Mesa (master): gallivm: don't use saturated unsigned add/sub intrinsics for llvm 8.0

Fri Aug 24 06:01:34 UTC 2018

Module: Mesa
Branch: master
Commit: 8e1be9a34ac8ce6f115eaf2ab0d99b6a0ce37630
URL:    http://cgit.freedesktop.org/mesa/mesa/commit/?id=8e1be9a34ac8ce6f115eaf2ab0d99b6a0ce37630

Author: Roland Scheidegger <sroland at vmware.com>
Date:   Thu Aug 23 19:07:05 2018 +0200

gallivm: don't use saturated unsigned add/sub intrinsics for llvm 8.0

These have been removed. Unfortunately auto-upgrade doesn't work for
jit. (Worse, it seems we don't get a compilation error anymore when
compiling the shader, rather llvm will just do a call to a null
function in the jitted shaders making it difficult to detect when
intrinsics vanish.)

Luckily the signed ones are still there, I helped convincing llvm
removing them is a bad idea for now, since while the unsigned ones have
sort of agreed-upon simplest patterns to replace them with, this is not
the case for the signed ones, and they require _significantly_ more
complex patterns - to the point that the recognition is IMHO probably
unlikely to ever work reliably in practice (due to other optimizations
interfering). (Even for the relatively trivial unsigned patterns, llvm
already added test cases where recognition doesn't work, unsaturated
add followed by saturated add may produce atrocious code.)
Nevertheless, it seems there's a serious quest to squash all
cpu-specific intrinsics going on, so I'd expect patches to nuke them as
well to resurface.

Adapt the existing fallback code to match the simple patterns llvm uses
and hope for the best. I've verified with lp_test_blend that it does
produce the expected saturated assembly instructions.
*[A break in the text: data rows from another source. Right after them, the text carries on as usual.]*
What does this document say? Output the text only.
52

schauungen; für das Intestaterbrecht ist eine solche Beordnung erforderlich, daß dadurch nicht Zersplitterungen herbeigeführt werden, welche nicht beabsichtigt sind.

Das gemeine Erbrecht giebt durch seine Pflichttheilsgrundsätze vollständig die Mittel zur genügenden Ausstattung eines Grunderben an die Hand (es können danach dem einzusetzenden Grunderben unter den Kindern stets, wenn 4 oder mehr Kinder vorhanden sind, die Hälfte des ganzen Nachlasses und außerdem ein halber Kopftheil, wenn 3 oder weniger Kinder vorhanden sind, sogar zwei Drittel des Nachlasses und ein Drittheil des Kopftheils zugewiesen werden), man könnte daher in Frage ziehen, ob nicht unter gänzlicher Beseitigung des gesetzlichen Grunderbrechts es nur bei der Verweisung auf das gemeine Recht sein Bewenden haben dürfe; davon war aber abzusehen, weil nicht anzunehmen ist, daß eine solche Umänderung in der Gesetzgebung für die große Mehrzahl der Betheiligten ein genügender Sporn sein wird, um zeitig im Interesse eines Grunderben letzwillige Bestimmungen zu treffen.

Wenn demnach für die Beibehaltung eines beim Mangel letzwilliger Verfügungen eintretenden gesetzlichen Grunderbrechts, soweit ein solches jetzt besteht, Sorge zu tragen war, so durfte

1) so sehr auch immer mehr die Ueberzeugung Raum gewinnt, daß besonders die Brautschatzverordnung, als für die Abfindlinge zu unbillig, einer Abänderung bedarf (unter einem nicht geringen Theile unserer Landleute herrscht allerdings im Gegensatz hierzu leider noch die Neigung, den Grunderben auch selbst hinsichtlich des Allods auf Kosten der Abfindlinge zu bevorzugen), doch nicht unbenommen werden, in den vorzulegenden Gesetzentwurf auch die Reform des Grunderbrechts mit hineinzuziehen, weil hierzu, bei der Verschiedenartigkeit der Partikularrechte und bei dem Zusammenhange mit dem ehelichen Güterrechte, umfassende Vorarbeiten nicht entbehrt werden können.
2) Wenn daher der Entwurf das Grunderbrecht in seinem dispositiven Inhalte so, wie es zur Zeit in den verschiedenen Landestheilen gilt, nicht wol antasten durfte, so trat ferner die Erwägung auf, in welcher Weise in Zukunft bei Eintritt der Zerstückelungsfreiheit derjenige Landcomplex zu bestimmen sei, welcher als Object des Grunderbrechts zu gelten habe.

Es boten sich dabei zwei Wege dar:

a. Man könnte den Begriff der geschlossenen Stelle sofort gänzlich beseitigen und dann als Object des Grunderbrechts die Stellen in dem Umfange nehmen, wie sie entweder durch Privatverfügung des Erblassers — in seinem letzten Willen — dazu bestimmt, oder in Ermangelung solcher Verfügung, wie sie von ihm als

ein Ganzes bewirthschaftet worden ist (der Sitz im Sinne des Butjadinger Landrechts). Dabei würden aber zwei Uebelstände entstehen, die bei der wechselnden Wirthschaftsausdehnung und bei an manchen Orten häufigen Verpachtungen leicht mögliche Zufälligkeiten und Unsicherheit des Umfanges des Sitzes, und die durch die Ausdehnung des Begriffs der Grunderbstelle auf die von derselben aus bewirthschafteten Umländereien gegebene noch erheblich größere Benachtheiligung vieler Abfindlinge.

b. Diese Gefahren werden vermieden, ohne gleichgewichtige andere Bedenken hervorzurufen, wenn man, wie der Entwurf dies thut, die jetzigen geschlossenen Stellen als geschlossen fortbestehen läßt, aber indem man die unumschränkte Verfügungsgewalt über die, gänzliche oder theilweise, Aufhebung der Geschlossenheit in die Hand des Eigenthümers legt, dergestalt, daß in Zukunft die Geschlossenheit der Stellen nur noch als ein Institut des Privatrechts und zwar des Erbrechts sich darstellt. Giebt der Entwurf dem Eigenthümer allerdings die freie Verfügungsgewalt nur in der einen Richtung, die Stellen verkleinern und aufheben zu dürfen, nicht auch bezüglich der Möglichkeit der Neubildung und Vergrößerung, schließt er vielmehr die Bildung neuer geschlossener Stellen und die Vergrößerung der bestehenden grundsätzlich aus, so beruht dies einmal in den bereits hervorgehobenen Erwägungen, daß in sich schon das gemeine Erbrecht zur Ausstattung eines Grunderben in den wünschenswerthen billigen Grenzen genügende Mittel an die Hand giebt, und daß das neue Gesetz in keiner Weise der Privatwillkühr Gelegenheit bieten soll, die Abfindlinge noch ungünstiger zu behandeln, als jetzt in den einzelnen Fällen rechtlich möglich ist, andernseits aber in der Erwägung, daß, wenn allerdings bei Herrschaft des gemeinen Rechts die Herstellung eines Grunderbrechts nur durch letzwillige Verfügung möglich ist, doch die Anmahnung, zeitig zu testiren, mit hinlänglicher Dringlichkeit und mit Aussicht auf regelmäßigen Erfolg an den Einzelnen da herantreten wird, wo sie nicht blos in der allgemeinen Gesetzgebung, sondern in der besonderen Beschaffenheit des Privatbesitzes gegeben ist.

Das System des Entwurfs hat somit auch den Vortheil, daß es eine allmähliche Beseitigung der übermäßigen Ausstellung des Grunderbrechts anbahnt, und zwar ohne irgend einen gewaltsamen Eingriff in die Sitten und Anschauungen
Though our
cmp/select build helpers don't use boolean masks, but it doesn't seem
to interfere with llvm's ability to recognize the pattern.

Bugzilla: https://bugs.freedesktop.org/show_bug.cgi?id=106231
Reviewed-by: Jose Fonseca <jfonseca at vmware.com>

---

 src/gallium/auxiliary/gallivm/lp_bld_arit.c | 87 ++++++++++++++++++++---------
 1 file changed, 60 insertions(+), 27 deletions(-)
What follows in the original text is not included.